Attenzione però: il film non è assolutamente intenzionato a porre l’ateismo compulsivo come soluzione di sorta agli estremismi religiosi. Lasciando in disparte il noioso didascalismo, tutto si snoda dai comportamenti – decisamente archetipici – dei protagonisti. Elena e Venya, (interpretati magistralmente da Viktoriya Isakova e Pyotr Skvortsov, al loro massimo livello) per ragioni e storie differenti, sono come due robot completamente assorbiti dalle loro convinzioni che ne annullano l’umanità e la capacità di empatia. Lo scopo del regista russo è certamente quello di fare un ritratto della società russa a partire dalla capacità del suo popolo di porsi nella vita e nelle relazioni. Venya è accecato dalle sue convinzioni e non si fa scrupolo a progettare cose orribili in nome di Dio, ma Elena si fa trascinare via anch’essa da questo vortice psicotico arrivando a spendersi completamente per la Bibbia, solo per ribattere alle provocazioni dell’adolescente; e memorabile in questi termini è la battuta dell’ex fidanzato intento a piantarla: “Sei come un medico che sniffa coca per provare com’è, stai diventando una tossica religiosa anche tu”. I personaggi sono disumanizzati dai loro stessi estremismi. Venya è un pazzo, ma Elena è una donna che rinuncia all’affetto per puro orgoglio intellettuale. Venya vuole essere un martire cristiano e arriva a mentire ed infangare pur di illudere se stesso e gli altri che sia così, anche se (nel bellissimo finale) chi viene inchiodata – metaforicamente ma anche letteralmente – alla croce è Elena stessa che viene cacciata dalla scuola come i mercanti dal tempio, con lei che non vuole mollare e grida la sua dignità proprio come stanno facendo da anni tutti gli attivisti per i diritti civili in un paese che si apre al mondo solo a metà.
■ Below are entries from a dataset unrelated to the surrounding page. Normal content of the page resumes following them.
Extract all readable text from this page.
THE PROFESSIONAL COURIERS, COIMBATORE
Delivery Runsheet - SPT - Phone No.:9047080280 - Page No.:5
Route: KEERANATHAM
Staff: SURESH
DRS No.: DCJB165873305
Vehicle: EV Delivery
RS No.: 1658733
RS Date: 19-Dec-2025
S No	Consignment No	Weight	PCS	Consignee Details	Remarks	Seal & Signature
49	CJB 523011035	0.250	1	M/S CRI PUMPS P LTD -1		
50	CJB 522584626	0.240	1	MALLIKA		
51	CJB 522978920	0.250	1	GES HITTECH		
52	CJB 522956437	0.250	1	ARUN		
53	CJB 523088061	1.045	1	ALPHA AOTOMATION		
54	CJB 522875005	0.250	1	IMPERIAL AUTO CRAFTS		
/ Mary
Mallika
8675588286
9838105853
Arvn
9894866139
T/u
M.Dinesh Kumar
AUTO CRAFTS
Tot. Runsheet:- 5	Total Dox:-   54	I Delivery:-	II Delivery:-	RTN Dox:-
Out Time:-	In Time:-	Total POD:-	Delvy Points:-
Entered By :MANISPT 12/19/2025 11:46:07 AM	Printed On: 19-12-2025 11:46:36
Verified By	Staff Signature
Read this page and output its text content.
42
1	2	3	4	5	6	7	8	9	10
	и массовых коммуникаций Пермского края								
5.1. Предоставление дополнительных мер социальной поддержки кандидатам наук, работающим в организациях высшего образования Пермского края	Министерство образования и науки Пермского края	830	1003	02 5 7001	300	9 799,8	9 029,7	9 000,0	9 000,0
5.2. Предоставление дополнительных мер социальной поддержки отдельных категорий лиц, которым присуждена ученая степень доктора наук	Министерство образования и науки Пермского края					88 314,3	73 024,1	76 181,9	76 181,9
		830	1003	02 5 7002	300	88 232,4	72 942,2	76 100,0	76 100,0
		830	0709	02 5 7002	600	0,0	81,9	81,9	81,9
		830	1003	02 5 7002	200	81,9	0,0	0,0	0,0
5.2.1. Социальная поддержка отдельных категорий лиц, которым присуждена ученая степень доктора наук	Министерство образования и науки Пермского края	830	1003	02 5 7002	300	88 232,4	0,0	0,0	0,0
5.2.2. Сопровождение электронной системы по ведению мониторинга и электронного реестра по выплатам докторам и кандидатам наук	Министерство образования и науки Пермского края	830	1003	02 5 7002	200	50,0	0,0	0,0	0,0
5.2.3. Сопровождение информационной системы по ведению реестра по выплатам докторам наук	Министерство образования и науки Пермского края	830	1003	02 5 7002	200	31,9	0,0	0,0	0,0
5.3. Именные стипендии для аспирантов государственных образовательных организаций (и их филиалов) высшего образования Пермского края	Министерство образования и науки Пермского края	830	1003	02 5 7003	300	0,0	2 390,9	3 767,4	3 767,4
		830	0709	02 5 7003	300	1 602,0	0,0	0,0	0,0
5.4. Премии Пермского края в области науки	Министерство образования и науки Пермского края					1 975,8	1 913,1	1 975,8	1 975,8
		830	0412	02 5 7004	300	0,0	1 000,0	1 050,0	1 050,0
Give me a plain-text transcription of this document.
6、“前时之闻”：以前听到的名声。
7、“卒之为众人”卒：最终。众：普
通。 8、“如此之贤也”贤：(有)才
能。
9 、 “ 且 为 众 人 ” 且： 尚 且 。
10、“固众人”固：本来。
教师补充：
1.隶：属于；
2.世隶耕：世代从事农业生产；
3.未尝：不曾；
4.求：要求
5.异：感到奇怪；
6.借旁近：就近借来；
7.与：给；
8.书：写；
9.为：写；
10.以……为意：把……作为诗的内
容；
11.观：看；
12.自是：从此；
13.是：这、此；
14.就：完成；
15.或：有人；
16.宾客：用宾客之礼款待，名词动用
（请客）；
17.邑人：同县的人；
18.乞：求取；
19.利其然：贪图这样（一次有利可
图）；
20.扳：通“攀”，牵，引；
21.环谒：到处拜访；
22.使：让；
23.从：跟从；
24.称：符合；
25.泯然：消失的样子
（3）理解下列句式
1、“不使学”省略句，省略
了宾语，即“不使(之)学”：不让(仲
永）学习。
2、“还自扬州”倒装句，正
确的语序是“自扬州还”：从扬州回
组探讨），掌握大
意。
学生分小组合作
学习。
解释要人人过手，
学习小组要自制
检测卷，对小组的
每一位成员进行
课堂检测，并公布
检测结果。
Con la stessa tematica ma infinitamente più visionario e impattante del bellissimo “Leviathan” di Andrej Zvjagincev nella messa in scena, il film di Serebrennikov si distingue anche per la coerenza massima nella scelta di restare indipendenti dal meccanismo dei fondi governativi (la produzione è della Hype Film) e questo dimostra la volontà di rimanere – soprattutto dal punto di vista creativo e dell’onestà intellettuale – liberi di poter parlare del proprio Paese senza nessun ammiccamento o indulgenza e usando la metafora del fondamentalismo cristiano per parlare dell’annoso problema dell’asse di ferro fra politica e chiesa ortodossa, che sta lentamente strangolando la cultura russa, quel paese che in cui lo Zar, dal 1918, ha solo cambiato molte volte nome.